Actually, people like the Rt. Rev. John Shelby Spong, Retired Bishop of Newark, are trying to explore a metaphysical scenario in which the positing of a supernatural spirit “out there” à la the Great Sky Pixie is unnecessary; numerous approaches to Christian thought do not find it necessary to posit original sin – finding in the actual events of life sufficient reason for humans to require “saving” from each other’s inhumanity, one to the other, and a strong questioning of what “an end-time vision” may or may not entail and whether such a concept is necessary to anyone’s belief. However, such nuanced views of Christianity do get in the way of rejecting the simplistic concept of it that seems ingrained in the views of the “enlightened” folks who find it necessary to refute the sorts of claim that even intelligent fundamentalists do not offer.

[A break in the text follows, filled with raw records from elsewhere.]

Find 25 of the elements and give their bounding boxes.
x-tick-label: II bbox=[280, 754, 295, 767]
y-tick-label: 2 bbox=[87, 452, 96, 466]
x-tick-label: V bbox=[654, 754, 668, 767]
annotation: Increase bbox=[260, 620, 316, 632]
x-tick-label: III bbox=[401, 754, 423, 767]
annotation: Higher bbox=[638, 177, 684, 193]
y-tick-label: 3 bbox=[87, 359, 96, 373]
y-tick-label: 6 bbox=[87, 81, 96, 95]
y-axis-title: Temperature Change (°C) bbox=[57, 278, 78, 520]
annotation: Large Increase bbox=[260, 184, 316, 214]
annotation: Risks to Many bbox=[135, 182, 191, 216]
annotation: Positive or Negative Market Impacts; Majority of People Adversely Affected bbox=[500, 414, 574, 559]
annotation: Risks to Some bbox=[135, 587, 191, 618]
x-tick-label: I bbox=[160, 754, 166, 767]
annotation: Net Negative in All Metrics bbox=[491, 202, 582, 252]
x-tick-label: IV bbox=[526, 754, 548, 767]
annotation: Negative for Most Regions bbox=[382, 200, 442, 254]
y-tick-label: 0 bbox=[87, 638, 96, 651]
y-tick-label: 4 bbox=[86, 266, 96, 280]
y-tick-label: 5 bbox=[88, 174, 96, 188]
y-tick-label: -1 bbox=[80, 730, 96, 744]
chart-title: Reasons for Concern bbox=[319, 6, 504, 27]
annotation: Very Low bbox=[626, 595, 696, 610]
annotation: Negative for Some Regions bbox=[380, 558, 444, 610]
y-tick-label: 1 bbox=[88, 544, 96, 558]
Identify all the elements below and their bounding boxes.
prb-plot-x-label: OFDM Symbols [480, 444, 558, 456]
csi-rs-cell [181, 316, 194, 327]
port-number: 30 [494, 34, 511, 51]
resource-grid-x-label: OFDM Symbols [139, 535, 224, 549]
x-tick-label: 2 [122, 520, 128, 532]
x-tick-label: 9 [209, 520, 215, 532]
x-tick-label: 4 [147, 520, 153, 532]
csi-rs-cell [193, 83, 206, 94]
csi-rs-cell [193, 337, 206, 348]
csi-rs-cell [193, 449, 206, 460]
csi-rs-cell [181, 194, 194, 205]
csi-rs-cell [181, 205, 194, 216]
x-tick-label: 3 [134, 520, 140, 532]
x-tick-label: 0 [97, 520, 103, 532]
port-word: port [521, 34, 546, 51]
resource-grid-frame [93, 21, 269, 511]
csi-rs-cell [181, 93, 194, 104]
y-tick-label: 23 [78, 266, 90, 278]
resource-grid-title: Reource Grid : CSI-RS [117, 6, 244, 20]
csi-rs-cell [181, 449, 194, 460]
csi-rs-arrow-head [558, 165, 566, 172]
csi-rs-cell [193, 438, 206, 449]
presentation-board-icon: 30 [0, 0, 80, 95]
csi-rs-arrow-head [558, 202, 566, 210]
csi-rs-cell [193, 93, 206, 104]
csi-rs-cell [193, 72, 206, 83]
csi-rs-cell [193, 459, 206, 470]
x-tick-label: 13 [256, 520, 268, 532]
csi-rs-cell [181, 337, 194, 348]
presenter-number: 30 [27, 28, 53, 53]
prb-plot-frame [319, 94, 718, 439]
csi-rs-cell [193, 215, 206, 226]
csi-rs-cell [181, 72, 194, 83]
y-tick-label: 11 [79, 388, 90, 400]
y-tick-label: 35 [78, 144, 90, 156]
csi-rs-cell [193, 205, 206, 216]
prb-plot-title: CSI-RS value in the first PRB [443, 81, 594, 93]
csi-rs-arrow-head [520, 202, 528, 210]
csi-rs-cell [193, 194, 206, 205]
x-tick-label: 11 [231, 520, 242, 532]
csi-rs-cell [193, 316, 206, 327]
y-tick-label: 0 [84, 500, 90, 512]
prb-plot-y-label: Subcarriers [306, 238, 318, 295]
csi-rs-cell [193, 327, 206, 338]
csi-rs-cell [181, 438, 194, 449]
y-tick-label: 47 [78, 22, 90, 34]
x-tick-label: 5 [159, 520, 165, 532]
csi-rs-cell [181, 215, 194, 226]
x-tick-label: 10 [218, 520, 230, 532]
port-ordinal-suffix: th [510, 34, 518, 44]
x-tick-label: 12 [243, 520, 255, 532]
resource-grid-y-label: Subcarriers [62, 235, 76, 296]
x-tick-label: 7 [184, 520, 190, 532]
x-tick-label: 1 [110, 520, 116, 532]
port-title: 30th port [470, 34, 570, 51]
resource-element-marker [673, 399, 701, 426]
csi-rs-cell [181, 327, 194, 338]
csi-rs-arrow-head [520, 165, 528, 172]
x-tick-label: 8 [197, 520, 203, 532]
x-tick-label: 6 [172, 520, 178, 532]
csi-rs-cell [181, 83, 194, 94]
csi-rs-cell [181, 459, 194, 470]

Just as a quick parallel, perhaps the most effective gay activist in the history of the state of Colorado had a few months of absolute failure at everything he tried to do, during IIRC mid-1997. He then went back to college in Laramie and ran into a couple of guys at a bar up there. What happened as a result of that raised the consciousness of a wide range of people throughout the world who had no idea what the issues at stake were until then.
This anecdote is not to draw any more of a parallel than this: A shocking death can move people to change their lives, learn what they’re pontificating about through ignorance, and become more humane to each other, whether it be an itinerant rabbi in First Century Palestine or a young college student in Wyoming.
You may have a point. But it’s nowhere as strong as you claim. These assertions you present as fact are reasoned conclusions from Biblical scholars based on their own presuppositions about what implications can be read into a given prose style and theological stance. They are guilty of a form of circular reasoning – a reasonable one, given that they are trying to work from insufficient data. But that John’s Christology is much more Christotheist than Mark’s does not prove anything about the evolution of concepts about Christ, merely points to a likely scenario in which he effectively underwent an apotheosis.
Interesting. I have a Spong quote that plays off an opinion Gaudere once rendered in a religion thread; I want to start a fresh thread on that when I have it at hand to post.
But effectively Spong is saying that the evidence for God is and always has been indirect, not the sort of flashy miracle you call for as sufficient evidence and which the Bible seems to be chock full of.
Although, of course:
Final comment is that you have no grounds for definitively asserting who I may or may not have been in communication with, whether it be Mars Horizon, God, or the Invisible Pink Unicorn – your only assets are who you may or may not have communicated with, and the probability stance on whether the entity I claim to have communicated with actually exists – which is, of course, hotly debatable.